Simplified Kalman filter for online rating: one-fits-all approach

TL;DR

This paper introduces a unified Bayesian approach, akin to an approximate Kalman filter, for online sports rating that generalizes existing algorithms like Elo, Glicko, and TrueSkill, and compares their performance.

Contribution

It proposes a generic Bayesian online rating algorithm that encompasses and extends existing methods, providing a unified framework for different sports and rating scenarios.

Findings

The Bayesian approach can outperform traditional algorithms under certain conditions.

The method is applicable to both individual and group sports.

Numerical experiments demonstrate the effectiveness of the proposed approach.

Abstract

In this work, we deal with the problem of rating in sports, where the skills of the players/teams are inferred from the observed outcomes of the games.
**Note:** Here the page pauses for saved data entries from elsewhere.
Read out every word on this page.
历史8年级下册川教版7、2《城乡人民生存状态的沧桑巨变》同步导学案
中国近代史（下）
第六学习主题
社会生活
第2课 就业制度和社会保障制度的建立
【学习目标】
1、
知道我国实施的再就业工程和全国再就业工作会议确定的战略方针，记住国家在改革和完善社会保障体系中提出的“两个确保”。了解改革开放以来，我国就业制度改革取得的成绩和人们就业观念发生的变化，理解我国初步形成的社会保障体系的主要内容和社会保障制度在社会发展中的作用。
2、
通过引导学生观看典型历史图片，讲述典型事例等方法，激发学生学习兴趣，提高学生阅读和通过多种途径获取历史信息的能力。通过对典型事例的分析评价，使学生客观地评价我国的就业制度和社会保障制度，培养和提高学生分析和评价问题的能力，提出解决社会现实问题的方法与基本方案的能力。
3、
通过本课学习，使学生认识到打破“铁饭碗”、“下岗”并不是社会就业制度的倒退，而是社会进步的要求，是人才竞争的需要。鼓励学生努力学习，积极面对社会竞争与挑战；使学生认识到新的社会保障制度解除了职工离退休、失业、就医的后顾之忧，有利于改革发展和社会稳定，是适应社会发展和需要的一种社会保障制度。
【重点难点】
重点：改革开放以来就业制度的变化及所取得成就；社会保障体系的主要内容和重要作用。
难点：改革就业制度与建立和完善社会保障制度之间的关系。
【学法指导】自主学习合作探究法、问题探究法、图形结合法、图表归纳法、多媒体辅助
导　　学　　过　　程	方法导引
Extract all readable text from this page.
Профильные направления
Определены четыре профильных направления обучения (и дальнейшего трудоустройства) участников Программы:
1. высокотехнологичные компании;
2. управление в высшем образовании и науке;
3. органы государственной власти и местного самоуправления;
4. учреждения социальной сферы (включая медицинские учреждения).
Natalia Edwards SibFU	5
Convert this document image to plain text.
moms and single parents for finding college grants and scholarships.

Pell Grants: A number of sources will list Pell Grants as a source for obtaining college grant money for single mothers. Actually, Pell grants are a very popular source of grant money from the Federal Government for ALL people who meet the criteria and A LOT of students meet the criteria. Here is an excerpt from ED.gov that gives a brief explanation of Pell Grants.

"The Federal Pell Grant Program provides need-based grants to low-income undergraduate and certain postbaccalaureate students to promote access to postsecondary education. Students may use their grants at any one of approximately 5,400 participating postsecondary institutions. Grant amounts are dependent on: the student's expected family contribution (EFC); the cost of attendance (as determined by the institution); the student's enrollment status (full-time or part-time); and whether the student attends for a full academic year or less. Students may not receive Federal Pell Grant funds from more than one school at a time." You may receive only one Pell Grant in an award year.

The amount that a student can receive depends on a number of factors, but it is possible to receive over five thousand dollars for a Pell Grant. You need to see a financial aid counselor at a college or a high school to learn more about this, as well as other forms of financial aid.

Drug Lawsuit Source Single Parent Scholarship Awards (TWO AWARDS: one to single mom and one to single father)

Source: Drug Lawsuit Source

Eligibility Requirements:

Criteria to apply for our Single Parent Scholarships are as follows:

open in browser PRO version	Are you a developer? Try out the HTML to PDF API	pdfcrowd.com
Our focus is on the online rating algorithms which estimate the skills after each new game by exploiting the probabilistic models of the relationship between the skills and the game outcome. We propose a Bayesian approach which may be seen as an approximate Kalman filter and which is generic in the sense that it can be used with any skills-outcome model and can be applied in the individual -- as well as in the group-sports. We show how the well-know algorithms (such as the Elo, the Glicko, and the TrueSkill algorithms) may be seen as instances of the one-fits-all approach we propose. In order to clarify the conditions under which the gains of the Bayesian approach over the simpler solutions can actually materialize, we critically compare the known and the new algorithms by means of numerical examples using the synthetic as well as the empirical data.